After a few more minutes, more cars arrived outside, lights flashing. My parking lot was beginning to look like a cop convention. Good Lord, couldn’t four cops handle Nicole? They’d had to call in reinforcements? She must be even more psycho than I’d realized. I’ve heard that when people go nuts, they have superhuman strength. Nicole was definitely nuts. I had a mental picture of her tossing cops left and right as she strode toward me, and wondered if I should barricade myself inside my office.
Officer Vyskosigh didn’t look as if he would let me do the barricade thing. In fact, I was beginning to think Officer Vyskosigh wasn’t so much protecting me-as I’d originally thought-as guarding me. As in, making sure I didn’t do… something.
Uh-oh.
Various scenarios began racing through my mind. If he was here to prevent me from doing something, what could that something be? Peeing? Paperwork? Both of which I did actually need to do, which is why they were first on my mental list, but I doubted the police department was interested in either of them. At least I hoped Officer Vyskosigh wasn’t interested, particularly in the first item.
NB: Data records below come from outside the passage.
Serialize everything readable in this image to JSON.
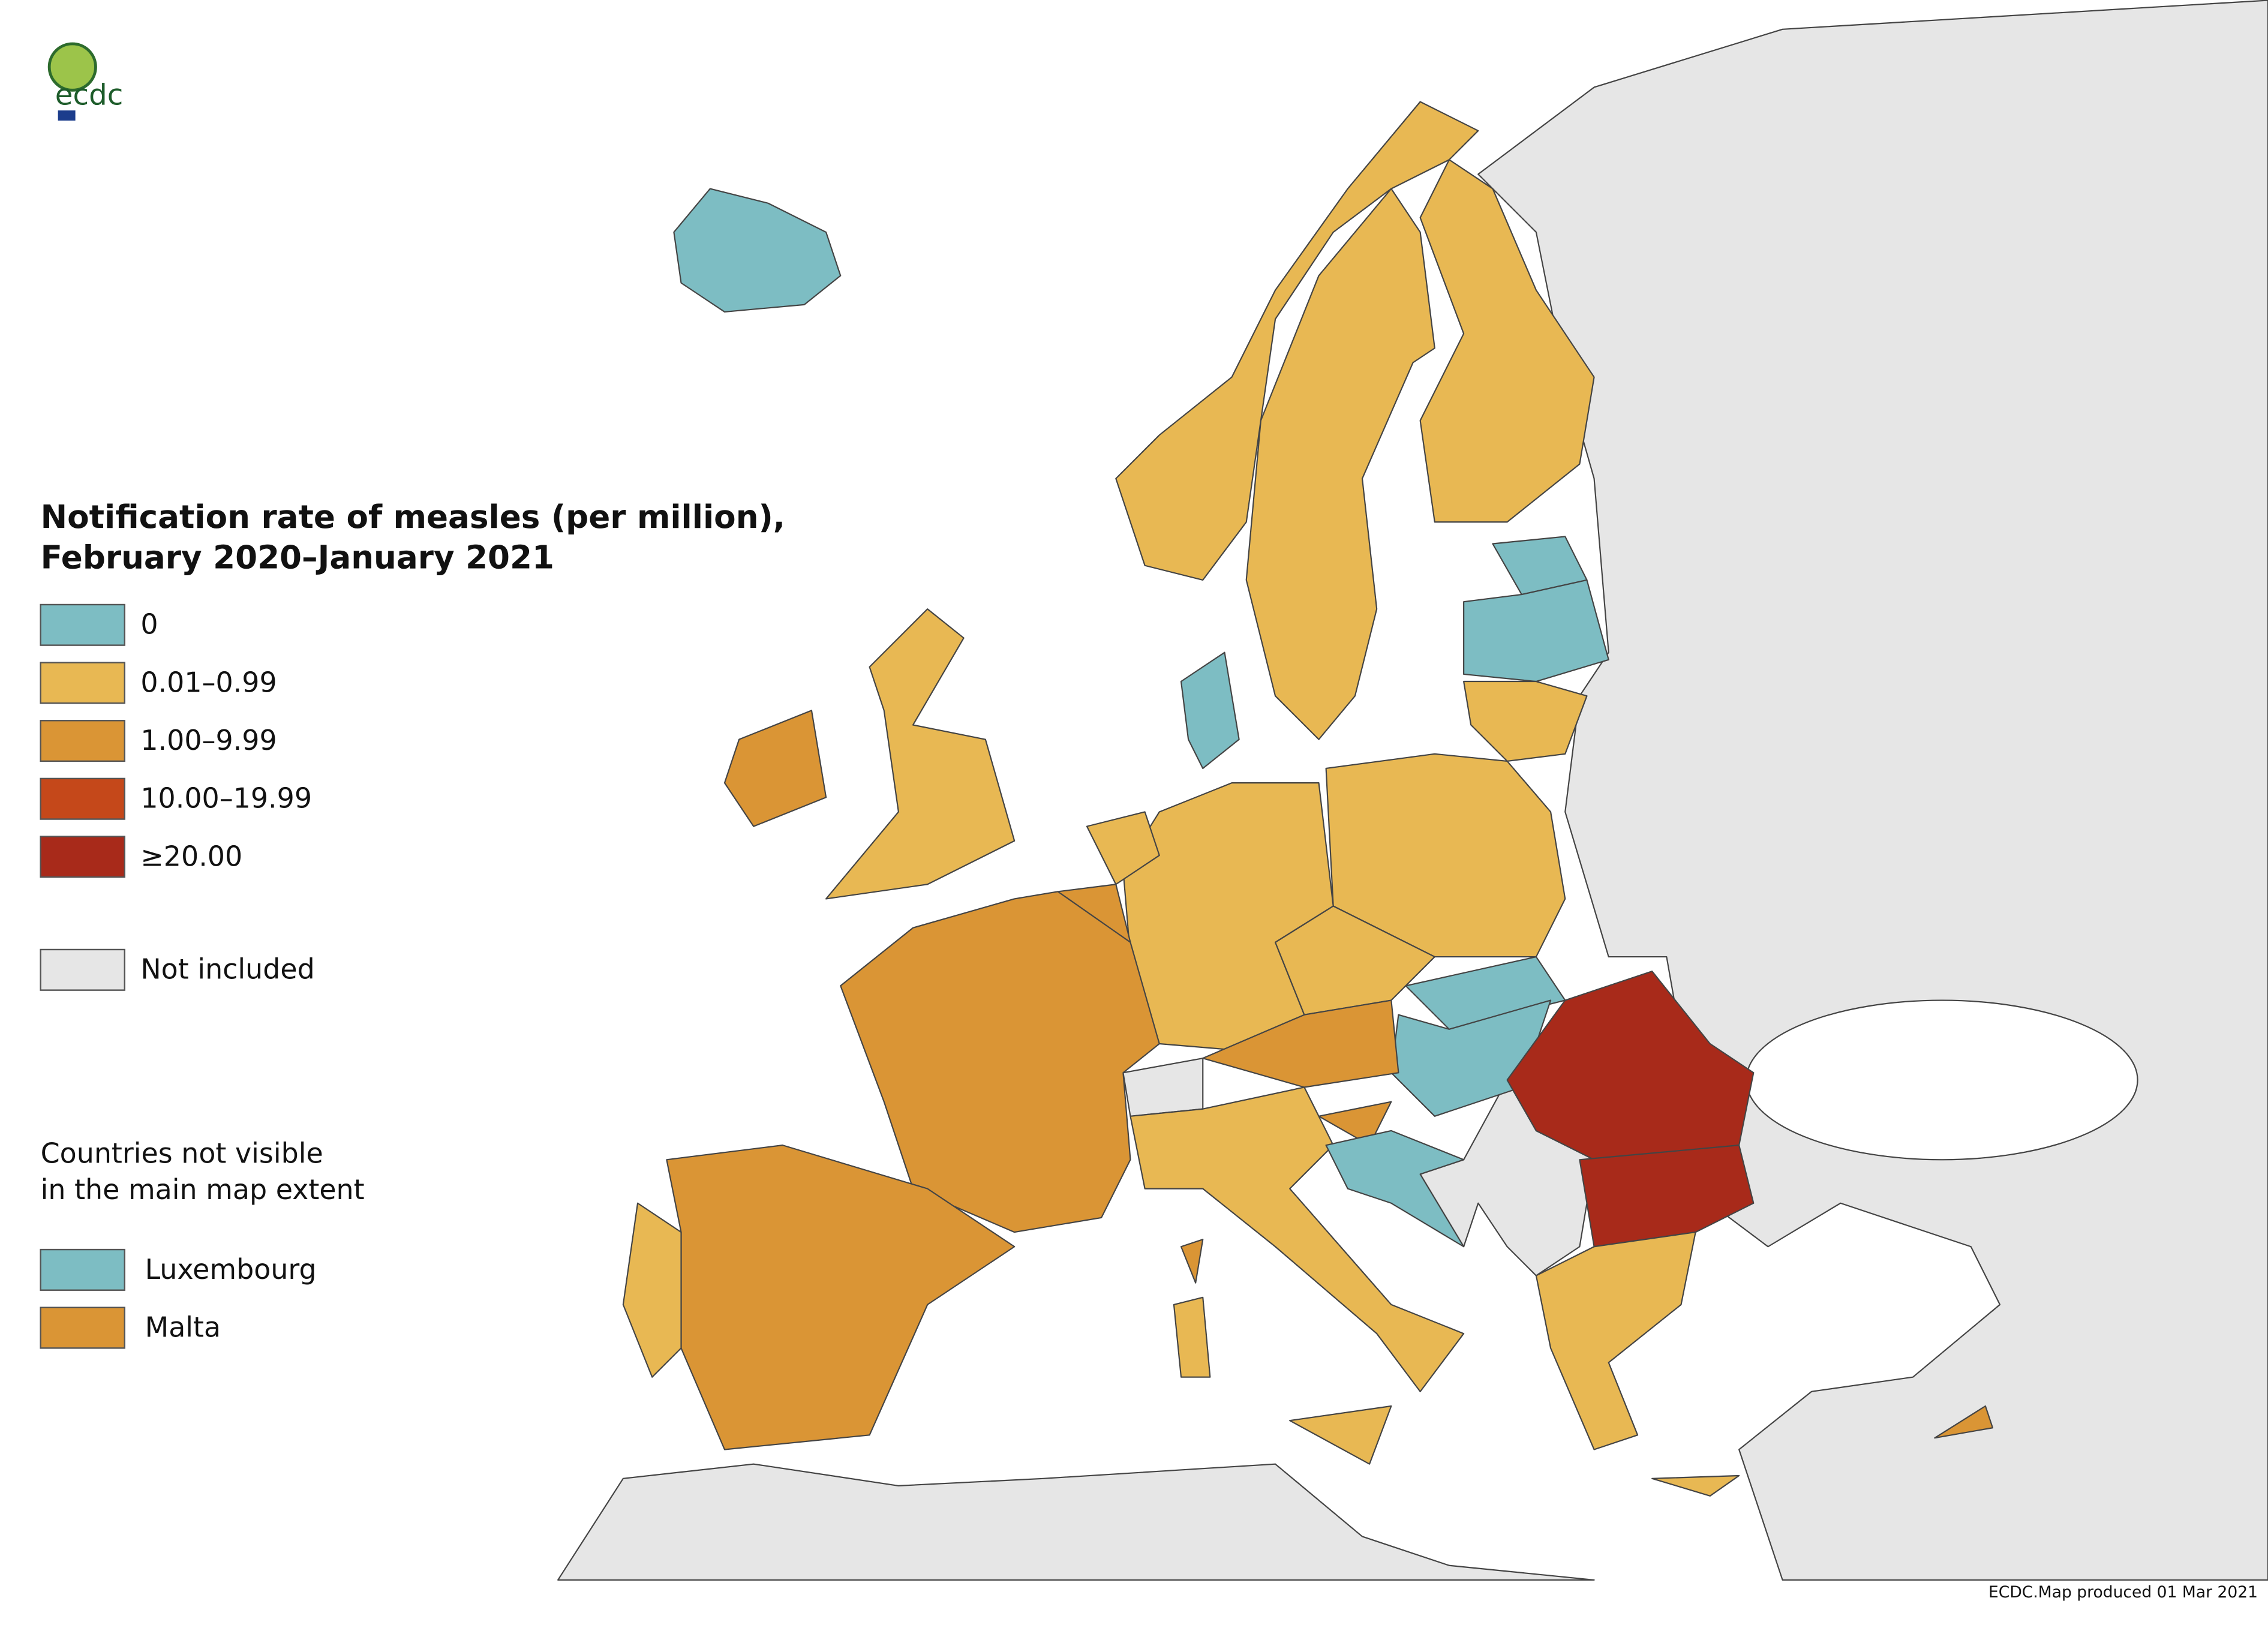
{
  "logo": "ecdc",
  "title": [
    "Notification rate of measles (per million),",
    "February 2020–January 2021"
  ],
  "legend": {
    "items": [
      {
        "label": "0",
        "color": "#7dbdc3"
      },
      {
        "label": "0.01–0.99",
        "color": "#e8b853"
      },
      {
        "label": "1.00–9.99",
        "color": "#da9535"
      },
      {
        "label": "10.00–19.99",
        "color": "#c5481a"
      },
      {
        "label": "≥20.00",
        "color": "#a82a1a"
      }
    ],
    "not_included": {
      "label": "Not included",
      "color": "#e6e6e6"
    }
  },
  "not_visible": {
    "heading": [
      "Countries not visible",
      "in the main map extent"
    ],
    "items": [
      {
        "label": "Luxembourg",
        "color": "#7dbdc3"
      },
      {
        "label": "Malta",
        "color": "#da9535"
      }
    ]
  },
  "credit": "ECDC.Map produced 01 Mar 2021"
}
I didn’t want to go there, so I jerked my thoughts back on track.
Neither were they concerned I might suddenly go berserk, rush out, and attack Nicole before they could stop me. I’m not the violent type, unless I’m extremely provoked; what’s more, if any of them had been paying the least attention to me, they’d have noticed that I had a fresh manicure-the color was Iced Poppy, which was my newest favorite color. My hands looked really nice, if I do say so myself. Nicole wasn’t worth a broken nail, so obviously she was safe from me.
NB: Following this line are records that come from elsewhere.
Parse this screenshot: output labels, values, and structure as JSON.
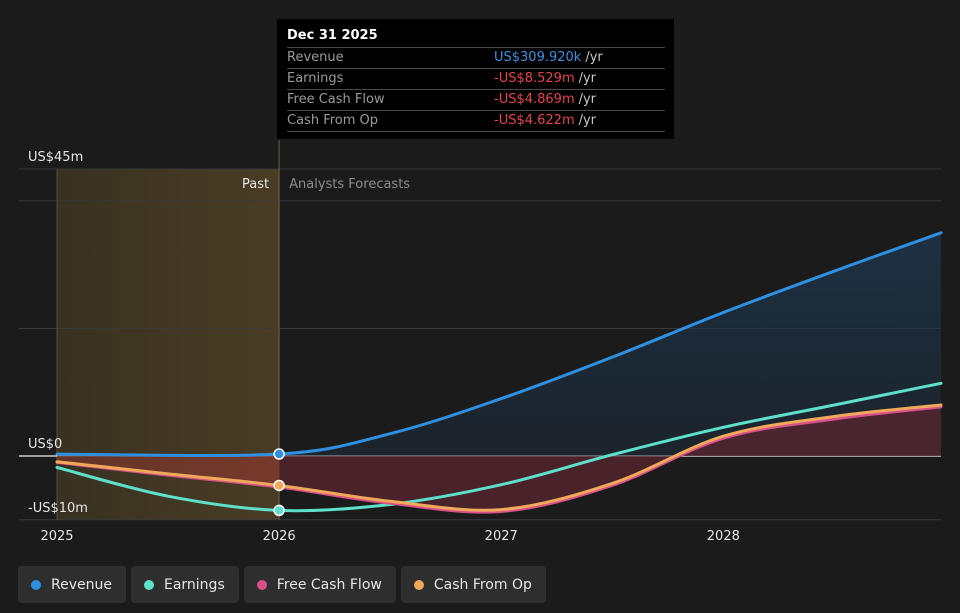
{
  "tooltip": {
    "date": "Dec 31 2025",
    "rows": [
      {
        "label": "Revenue",
        "value": "US$309.920k",
        "unit": "/yr",
        "color": "#3b91e0"
      },
      {
        "label": "Earnings",
        "value": "-US$8.529m",
        "unit": "/yr",
        "color": "#e8414f"
      },
      {
        "label": "Free Cash Flow",
        "value": "-US$4.869m",
        "unit": "/yr",
        "color": "#e8414f"
      },
      {
        "label": "Cash From Op",
        "value": "-US$4.622m",
        "unit": "/yr",
        "color": "#e8414f"
      }
    ]
  },
  "legend": [
    {
      "label": "Revenue",
      "color": "#2f8fe0"
    },
    {
      "label": "Earnings",
      "color": "#5ee0cc"
    },
    {
      "label": "Free Cash Flow",
      "color": "#d9508a"
    },
    {
      "label": "Cash From Op",
      "color": "#f0a85a"
    }
  ],
  "chart_data": {
    "type": "area",
    "y_tick_labels": [
      "US$45m",
      "US$0",
      "-US$10m"
    ],
    "y_ticks": [
      45,
      0,
      -10
    ],
    "ylim": [
      -10,
      45
    ],
    "xlim": [
      2025,
      2028.98
    ],
    "x_tick_labels": [
      "2025",
      "2026",
      "2027",
      "2028"
    ],
    "x_ticks": [
      2025,
      2026,
      2027,
      2028
    ],
    "past_label": "Past",
    "forecast_label": "Analysts Forecasts",
    "past_end": 2026,
    "series": [
      {
        "name": "Revenue",
        "color": "#2f8fe0",
        "x": [
          2025,
          2026,
          2026.5,
          2027,
          2027.5,
          2028,
          2028.5,
          2028.98
        ],
        "y": [
          0.3,
          0.31,
          3.5,
          9,
          15.5,
          22.5,
          29,
          35
        ]
      },
      {
        "name": "Earnings",
        "color": "#5ee0cc",
        "x": [
          2025,
          2025.5,
          2026,
          2026.5,
          2027,
          2027.5,
          2028,
          2028.5,
          2028.98
        ],
        "y": [
          -1.8,
          -6.3,
          -8.53,
          -7.6,
          -4.5,
          0.2,
          4.5,
          8,
          11.4
        ]
      },
      {
        "name": "Free Cash Flow",
        "color": "#d9508a",
        "x": [
          2025,
          2025.5,
          2026,
          2026.5,
          2027,
          2027.5,
          2028,
          2028.5,
          2028.98
        ],
        "y": [
          -1.0,
          -3.0,
          -4.87,
          -7.4,
          -8.7,
          -4.6,
          2.8,
          5.8,
          7.7
        ]
      },
      {
        "name": "Cash From Op",
        "color": "#f0a85a",
        "x": [
          2025,
          2025.5,
          2026,
          2026.5,
          2027,
          2027.5,
          2028,
          2028.5,
          2028.98
        ],
        "y": [
          -0.9,
          -2.8,
          -4.62,
          -7.1,
          -8.4,
          -4.3,
          3.1,
          6.2,
          8.0
        ]
      }
    ],
    "highlight_x": 2026
  }
}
By now it must be fairly clear that I can mentally dance around a subject for pretty much eternity, if there’s something I really don’t want to think about.
I really didn’t want to think about why Officer Vyskosigh was standing guard over me. I really, really didn’t.
Unfortunately, some things are just too big to ignore, and the truth cut into my mental do-si-do. The shock was almost like a physical blow; I actually jerked back in my chair.
“Oh, my God. That shot wasn’t fired at me, was it?” I blurted. “Nicole- The man shot at her, didn’t he? He shot-” Her, I started to say, but instead nausea welled hot and insistent in my throat and I had to swallow, hard. My ears started ringing and I realized I was about to do something ungraceful, such as fall out of the chair flat on my face, so I quickly bent over and put my head between my knees, and took deep breaths.
“Are you all right?” Office Vyskosigh asked, his voice barely audible above the ringing in my ears. I waved a hand at him to let him know I was conscious, and concentrated on breathing. In, out. In, out. I tried to pretend I was in a yoga class.
The ringing in my ears began to fade. I heard the front door open, heard multiple footsteps.
“She okay?” someone asked.
I waved my hand again. “Just give me a minute,” I managed to say, though the words were directed at the floor. Another thirty seconds of controlled breathing pushed the nausea away, and cautiously I sat up.
The newcomers, two men, were dressed in street clothes, and they were each peeling off plastic gloves. Their clothes were damp from the rain, and their wet shoes had made tracks on my nice shiny floor. I glimpsed something red and wet on one glove, and the room spun around me. Quickly I bent back over.
Okay, I’m not usually such a fragile flower, but I hadn’t had anything to eat since lunch and the time now had to be ten o’clock or even later, so my blood sugar was probably low.
“Do you need a medic?” one of the men asked.
I shook my head. “I’ll be okay, but I’d be grateful if one of you would get me something to drink from the refrigerator in the break room.” I pointed in the general direction. “It’s back there, past my office. There should be a soft drink, or a bottle of sweet tea.”